IJM Kritik Pemerintah yang Jadi Pengekor di Setiap Perubahan

MediaUmat – Meski secara kemanfaatan akhirnya mengambil langkah bergabung dengan kelompok BRICS (Brasil, Rusia, India, China, South Africa), Direktur Indonesian Justice Monitor (IJM) Agung Wisnuwardana mengkritik pemerintah tidak hanya menjadi pengekor tetapi pemain di dalamnya.
“Jangan sampai sudah 80 tahun Indonesia merdeka, tidak pernah kita itu menjadi pemain, malah selalu menjadi pengekor dari setiap perubahan-perubahan yang ada,” ujarnya kepada media-umat.com, Sabtu (23/8/2025).

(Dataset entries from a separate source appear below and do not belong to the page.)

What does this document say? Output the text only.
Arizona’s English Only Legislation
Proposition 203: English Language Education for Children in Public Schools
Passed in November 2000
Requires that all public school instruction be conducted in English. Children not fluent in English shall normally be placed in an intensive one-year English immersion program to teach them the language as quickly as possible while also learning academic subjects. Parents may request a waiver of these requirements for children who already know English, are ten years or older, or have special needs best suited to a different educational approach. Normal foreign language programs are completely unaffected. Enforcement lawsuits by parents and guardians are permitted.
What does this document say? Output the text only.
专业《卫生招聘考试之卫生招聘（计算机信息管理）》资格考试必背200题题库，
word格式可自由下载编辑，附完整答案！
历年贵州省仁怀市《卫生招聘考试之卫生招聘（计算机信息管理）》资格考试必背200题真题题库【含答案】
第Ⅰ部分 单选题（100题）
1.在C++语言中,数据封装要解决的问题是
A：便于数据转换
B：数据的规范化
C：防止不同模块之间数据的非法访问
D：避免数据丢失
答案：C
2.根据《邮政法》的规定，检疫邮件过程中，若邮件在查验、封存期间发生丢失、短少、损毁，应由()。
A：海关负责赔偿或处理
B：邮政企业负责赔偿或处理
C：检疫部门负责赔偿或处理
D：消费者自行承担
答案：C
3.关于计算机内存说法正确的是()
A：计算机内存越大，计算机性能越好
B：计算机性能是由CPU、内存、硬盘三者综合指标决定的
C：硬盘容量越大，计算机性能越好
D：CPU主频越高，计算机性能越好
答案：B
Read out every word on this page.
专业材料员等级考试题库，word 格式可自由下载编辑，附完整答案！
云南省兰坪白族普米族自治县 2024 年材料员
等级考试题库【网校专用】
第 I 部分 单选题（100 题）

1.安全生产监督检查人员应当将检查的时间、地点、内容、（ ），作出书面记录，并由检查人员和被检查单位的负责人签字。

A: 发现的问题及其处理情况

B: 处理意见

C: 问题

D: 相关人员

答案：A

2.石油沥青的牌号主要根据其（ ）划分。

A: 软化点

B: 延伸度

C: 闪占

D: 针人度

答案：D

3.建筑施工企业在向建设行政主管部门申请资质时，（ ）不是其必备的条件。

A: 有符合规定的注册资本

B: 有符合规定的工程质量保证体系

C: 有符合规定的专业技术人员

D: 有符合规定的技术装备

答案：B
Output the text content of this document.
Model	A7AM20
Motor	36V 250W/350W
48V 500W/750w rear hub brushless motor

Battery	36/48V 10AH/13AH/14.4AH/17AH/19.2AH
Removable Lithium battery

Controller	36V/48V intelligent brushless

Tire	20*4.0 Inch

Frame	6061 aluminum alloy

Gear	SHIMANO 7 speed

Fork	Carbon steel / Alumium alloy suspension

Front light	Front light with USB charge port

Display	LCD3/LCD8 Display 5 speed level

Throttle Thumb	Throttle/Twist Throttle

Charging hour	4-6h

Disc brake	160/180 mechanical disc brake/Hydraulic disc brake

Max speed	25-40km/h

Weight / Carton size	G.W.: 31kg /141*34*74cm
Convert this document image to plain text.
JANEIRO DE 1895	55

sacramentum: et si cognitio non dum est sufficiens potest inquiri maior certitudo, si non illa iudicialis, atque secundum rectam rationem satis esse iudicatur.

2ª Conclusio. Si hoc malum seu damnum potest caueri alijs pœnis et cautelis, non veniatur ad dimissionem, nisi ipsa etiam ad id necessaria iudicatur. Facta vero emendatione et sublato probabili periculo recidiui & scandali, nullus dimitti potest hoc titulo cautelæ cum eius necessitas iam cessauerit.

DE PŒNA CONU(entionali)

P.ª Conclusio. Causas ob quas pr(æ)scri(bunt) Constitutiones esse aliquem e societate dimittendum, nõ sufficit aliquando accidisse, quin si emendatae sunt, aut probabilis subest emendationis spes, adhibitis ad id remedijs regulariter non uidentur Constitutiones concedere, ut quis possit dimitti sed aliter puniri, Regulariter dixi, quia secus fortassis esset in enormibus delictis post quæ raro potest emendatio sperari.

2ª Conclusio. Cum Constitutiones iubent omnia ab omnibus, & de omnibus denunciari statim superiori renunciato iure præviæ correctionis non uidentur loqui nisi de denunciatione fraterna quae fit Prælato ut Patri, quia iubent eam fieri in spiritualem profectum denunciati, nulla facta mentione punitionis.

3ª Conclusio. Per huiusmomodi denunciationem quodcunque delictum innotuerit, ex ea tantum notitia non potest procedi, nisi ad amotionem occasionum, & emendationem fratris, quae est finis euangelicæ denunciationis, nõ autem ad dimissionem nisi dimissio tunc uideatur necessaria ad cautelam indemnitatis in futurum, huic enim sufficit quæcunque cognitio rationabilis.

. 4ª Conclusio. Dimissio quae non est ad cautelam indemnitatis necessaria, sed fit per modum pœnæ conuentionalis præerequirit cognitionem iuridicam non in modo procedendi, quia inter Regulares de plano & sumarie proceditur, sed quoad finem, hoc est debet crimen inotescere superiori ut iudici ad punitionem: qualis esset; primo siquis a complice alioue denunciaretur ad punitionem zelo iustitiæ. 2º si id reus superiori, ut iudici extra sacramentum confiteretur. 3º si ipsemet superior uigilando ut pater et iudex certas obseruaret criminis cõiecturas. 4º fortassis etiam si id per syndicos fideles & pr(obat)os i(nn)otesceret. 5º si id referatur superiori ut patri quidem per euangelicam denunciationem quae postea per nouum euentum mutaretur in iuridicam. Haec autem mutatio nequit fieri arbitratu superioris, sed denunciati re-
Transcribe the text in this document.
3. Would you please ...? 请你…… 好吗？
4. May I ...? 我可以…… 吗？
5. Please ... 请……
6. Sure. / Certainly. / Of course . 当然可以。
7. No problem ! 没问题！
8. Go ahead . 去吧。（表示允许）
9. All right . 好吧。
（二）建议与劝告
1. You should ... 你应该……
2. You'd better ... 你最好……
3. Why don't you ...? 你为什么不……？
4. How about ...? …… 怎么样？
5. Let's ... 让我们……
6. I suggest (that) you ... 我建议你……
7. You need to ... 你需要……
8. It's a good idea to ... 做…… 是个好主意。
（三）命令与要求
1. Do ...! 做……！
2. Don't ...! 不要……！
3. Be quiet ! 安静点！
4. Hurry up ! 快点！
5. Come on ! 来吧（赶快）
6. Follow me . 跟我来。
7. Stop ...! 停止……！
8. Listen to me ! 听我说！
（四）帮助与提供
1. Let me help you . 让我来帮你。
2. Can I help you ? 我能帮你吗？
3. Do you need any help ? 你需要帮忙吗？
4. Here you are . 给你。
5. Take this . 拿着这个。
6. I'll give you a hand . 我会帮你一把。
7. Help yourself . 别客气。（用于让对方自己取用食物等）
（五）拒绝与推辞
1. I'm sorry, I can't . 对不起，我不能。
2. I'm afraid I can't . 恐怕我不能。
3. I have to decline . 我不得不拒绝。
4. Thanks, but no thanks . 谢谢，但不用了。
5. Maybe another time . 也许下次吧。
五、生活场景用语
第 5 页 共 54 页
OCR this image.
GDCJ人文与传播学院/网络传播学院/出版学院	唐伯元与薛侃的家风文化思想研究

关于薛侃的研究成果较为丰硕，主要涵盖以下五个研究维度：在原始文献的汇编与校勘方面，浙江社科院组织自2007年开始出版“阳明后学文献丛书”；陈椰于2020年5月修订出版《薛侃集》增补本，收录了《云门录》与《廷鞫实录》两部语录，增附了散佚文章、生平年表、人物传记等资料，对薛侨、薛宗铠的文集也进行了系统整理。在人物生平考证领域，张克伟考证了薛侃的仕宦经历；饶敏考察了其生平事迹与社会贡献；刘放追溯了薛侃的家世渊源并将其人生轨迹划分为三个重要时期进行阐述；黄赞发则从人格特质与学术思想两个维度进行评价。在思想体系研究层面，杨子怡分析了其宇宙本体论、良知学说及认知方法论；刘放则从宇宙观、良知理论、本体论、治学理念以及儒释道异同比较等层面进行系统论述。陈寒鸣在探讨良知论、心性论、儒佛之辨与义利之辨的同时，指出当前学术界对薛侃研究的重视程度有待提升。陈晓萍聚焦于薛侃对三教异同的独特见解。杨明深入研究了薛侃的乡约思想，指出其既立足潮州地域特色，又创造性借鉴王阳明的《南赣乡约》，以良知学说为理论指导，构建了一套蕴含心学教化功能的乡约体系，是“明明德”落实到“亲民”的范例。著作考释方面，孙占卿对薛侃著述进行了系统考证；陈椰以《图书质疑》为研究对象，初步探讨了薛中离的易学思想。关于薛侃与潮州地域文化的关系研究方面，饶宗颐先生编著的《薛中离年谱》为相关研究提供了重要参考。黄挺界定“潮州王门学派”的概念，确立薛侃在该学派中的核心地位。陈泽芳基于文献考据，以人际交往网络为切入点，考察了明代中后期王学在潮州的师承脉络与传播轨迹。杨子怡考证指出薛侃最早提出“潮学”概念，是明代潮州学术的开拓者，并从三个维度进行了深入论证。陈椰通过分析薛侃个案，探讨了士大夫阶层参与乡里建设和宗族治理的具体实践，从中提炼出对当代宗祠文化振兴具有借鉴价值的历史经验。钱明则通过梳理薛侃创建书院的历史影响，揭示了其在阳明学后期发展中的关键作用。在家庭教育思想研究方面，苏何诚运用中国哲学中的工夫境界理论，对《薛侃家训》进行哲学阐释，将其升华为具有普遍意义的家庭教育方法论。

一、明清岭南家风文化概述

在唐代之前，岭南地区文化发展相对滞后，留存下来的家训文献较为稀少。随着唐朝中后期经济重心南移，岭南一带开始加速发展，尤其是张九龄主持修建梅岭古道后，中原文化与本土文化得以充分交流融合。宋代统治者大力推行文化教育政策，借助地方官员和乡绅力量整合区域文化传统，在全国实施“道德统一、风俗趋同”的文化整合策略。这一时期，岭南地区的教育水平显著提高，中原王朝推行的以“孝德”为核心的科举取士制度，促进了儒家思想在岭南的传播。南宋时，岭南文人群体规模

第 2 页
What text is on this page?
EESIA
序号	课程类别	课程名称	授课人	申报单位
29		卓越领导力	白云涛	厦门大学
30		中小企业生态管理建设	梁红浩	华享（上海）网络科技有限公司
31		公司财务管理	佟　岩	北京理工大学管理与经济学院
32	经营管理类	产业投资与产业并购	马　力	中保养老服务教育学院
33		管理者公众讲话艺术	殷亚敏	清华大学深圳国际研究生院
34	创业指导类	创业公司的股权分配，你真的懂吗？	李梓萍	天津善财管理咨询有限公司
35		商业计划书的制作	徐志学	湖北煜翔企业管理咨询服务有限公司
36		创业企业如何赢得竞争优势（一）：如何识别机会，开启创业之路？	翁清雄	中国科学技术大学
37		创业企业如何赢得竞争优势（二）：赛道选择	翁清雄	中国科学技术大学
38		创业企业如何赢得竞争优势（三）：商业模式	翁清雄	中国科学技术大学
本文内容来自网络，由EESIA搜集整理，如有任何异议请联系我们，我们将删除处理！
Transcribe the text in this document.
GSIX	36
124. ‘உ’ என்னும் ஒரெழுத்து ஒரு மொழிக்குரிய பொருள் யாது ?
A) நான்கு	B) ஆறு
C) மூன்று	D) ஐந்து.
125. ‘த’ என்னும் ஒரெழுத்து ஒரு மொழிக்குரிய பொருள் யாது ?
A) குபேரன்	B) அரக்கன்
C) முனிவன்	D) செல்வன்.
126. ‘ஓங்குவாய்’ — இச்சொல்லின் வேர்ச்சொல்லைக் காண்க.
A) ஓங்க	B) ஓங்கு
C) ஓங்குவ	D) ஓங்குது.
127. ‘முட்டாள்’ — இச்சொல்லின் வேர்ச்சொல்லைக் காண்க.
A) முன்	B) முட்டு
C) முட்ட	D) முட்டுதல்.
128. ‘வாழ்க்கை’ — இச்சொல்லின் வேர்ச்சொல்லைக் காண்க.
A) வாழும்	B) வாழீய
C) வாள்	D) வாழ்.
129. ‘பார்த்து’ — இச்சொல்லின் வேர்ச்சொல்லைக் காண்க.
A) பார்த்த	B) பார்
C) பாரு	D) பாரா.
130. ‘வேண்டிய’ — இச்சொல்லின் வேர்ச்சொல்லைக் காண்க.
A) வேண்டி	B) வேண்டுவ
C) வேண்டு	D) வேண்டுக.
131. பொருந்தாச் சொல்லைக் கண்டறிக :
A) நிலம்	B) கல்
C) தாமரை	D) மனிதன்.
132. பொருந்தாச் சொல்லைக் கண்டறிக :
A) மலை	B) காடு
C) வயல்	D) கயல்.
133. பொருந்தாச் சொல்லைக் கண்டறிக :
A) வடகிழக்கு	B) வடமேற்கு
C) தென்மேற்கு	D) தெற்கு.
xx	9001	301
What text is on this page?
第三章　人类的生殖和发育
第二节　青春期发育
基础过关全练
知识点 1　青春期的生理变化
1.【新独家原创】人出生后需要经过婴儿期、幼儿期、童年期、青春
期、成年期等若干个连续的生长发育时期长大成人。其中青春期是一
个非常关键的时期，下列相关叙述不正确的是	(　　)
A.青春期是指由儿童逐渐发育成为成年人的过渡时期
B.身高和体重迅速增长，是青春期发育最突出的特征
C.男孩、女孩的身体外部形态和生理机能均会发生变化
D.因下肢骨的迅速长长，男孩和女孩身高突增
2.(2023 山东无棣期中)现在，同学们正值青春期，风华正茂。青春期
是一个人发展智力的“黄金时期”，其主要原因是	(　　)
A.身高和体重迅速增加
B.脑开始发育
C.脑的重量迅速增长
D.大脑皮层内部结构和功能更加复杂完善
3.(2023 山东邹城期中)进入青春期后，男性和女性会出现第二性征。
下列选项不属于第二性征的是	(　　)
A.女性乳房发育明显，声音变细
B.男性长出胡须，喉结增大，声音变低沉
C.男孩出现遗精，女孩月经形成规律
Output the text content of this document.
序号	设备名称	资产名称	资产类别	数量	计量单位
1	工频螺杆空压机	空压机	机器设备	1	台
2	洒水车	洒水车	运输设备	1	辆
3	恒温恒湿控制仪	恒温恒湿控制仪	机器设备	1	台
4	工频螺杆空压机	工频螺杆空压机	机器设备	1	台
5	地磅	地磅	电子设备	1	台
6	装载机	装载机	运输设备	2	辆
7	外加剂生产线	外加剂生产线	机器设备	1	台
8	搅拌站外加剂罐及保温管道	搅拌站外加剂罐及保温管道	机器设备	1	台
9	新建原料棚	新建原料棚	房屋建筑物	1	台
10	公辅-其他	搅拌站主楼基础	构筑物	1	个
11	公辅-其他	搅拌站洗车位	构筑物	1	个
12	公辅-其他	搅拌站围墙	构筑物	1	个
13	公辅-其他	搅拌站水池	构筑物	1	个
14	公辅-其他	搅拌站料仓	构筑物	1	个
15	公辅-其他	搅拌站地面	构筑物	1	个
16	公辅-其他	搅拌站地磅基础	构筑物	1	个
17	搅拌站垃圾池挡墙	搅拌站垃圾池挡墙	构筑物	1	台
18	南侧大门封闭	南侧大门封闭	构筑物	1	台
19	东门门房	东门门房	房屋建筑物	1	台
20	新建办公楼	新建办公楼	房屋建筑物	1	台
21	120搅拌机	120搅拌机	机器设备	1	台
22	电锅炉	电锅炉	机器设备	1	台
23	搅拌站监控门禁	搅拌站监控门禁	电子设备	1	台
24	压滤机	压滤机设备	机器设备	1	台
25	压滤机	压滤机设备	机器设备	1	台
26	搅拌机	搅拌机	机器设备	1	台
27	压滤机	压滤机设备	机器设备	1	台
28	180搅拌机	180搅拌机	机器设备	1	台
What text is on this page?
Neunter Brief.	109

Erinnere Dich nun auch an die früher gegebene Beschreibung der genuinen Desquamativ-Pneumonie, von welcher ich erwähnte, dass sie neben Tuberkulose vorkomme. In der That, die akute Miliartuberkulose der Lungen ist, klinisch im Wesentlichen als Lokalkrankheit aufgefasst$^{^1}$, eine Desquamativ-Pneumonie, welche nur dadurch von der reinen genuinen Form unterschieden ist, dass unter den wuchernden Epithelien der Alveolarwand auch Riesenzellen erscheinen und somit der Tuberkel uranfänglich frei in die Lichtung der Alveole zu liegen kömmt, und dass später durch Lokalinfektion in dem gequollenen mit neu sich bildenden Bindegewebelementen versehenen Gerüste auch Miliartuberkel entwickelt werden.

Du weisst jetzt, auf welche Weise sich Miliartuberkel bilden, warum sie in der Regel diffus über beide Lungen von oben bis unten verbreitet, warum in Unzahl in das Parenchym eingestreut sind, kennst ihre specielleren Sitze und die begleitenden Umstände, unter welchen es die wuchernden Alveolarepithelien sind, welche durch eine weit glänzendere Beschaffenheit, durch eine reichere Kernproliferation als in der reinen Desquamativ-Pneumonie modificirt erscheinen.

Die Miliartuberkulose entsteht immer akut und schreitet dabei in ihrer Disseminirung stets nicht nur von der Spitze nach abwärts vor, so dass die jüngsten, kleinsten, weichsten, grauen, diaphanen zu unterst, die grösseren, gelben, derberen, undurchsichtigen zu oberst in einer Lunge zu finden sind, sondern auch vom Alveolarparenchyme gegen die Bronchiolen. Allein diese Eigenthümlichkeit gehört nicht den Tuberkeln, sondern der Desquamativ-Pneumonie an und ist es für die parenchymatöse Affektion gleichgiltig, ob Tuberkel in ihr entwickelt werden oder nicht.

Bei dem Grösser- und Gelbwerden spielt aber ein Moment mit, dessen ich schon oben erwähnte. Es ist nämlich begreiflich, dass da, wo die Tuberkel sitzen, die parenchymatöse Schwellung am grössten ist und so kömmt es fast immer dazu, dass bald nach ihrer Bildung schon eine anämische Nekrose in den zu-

Adalah berkaitan dengan poin ke-17 di antara 18 poin lainnya yang dianggap penting dari pidato kenegaraan Presiden Prabowo pada Sidang Tahunan MPR 15 Agustus 2025, yakni Indonesia dalam politik luar negerinya telah bergabung dengan BRICS. Selain itu juga menjadi salah satu negara yang terus berjuang untuk membela Palestina.
Sebelumnya Agung mengatakan semua pihak perlu memahami situasi geopolitik saat ini yang faktanya didominasi Amerika Serikat (AS). Terlebih jika mengacu pada ‘Doktrin Obama’ dalam konteks kawasan Indo-Pasifik.
“Setelah Obama mengambil pilihan private to Indo-Pacific (pencarian pribadi ke Indo-Pasifik), bagaimana orientasi politik luar negeri Amerika berpindah dari wilayah-wilayah lain, fokus ke Indo-Pasifik yang memang terkait persaingannya dengan Cina,” ulasnya.
Cina sendiri, tambah Agung, telah mengeklaim kedaulatan atas hampir 90 persen wilayah Laut Cina Selatan. Padahal di dalamnya terjadi tumpang tindih dengan Zona Ekonomi Eksklusif (ZEE) negara lain seperti Indonesia.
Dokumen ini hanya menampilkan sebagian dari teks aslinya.